The legislation heard today did not receive a committee vote, but was instead laid over for possible inclusion in an omnibus bonding bill. All three bills would see a mix of state, federal, or private dollars to fully fund these projects and updates.
“There is overwhelming evidence demonstrating passenger rail creates jobs and encourages community investments and development. The $10 million in the bill is required to match a federal grant of $31.8 million,” said Rep. Hausman of her legislation. “The federal government, Wisconsin, and Amtrak already have their money on the table, so the need is urgent. An economic study by All Aboard Minnesota has determined a positive impact on the economy of a region.”

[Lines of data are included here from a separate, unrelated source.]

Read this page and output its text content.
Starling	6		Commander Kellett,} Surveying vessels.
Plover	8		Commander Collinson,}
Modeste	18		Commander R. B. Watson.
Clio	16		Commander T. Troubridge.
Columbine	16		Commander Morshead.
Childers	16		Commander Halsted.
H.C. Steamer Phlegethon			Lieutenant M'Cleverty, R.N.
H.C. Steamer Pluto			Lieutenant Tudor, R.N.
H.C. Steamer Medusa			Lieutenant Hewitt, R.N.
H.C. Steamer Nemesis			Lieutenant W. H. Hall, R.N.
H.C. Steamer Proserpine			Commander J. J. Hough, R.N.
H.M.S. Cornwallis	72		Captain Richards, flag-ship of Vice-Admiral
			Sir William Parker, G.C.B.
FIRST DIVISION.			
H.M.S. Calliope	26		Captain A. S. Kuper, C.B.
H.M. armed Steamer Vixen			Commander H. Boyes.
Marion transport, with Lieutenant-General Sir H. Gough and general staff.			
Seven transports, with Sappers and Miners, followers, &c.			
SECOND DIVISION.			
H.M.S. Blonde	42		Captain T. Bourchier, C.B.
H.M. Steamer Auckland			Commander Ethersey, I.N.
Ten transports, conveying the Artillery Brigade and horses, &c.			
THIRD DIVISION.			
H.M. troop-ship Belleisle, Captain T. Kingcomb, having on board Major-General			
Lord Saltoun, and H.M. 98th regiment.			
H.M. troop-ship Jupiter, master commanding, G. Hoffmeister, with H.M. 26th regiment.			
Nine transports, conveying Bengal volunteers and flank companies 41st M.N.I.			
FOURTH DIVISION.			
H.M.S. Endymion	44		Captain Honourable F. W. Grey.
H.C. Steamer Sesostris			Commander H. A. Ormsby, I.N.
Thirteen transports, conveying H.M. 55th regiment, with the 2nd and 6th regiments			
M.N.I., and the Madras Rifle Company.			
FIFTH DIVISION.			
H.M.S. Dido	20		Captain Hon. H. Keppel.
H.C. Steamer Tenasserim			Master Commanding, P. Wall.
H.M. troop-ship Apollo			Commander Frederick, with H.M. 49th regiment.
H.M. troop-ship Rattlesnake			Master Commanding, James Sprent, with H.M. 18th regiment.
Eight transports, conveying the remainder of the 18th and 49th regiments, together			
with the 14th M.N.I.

Minnesota is home to 16 regional and shortline railroads, four Class I railroads, and 4,300 route miles - the 8th highest in the US. The main ports in the state are focused along the Mississippi River and Lake Superior, with the state’s Port Development Assistance Program expediting the movement of commodities and promoting the economic development of Minnesota’s ports and harbors.
“The Winona Port has seen lumber as a commodity in the 19th century, agricultural products in the 20th century, and giant wind turbine blades in the 21st century - all of these essential to the vitality of Minnesota's economy,” said Rep. Pelowski. “The Winona Port's economic impact is increasing and needs to be continually upgraded to meet the demands of the 21st century.”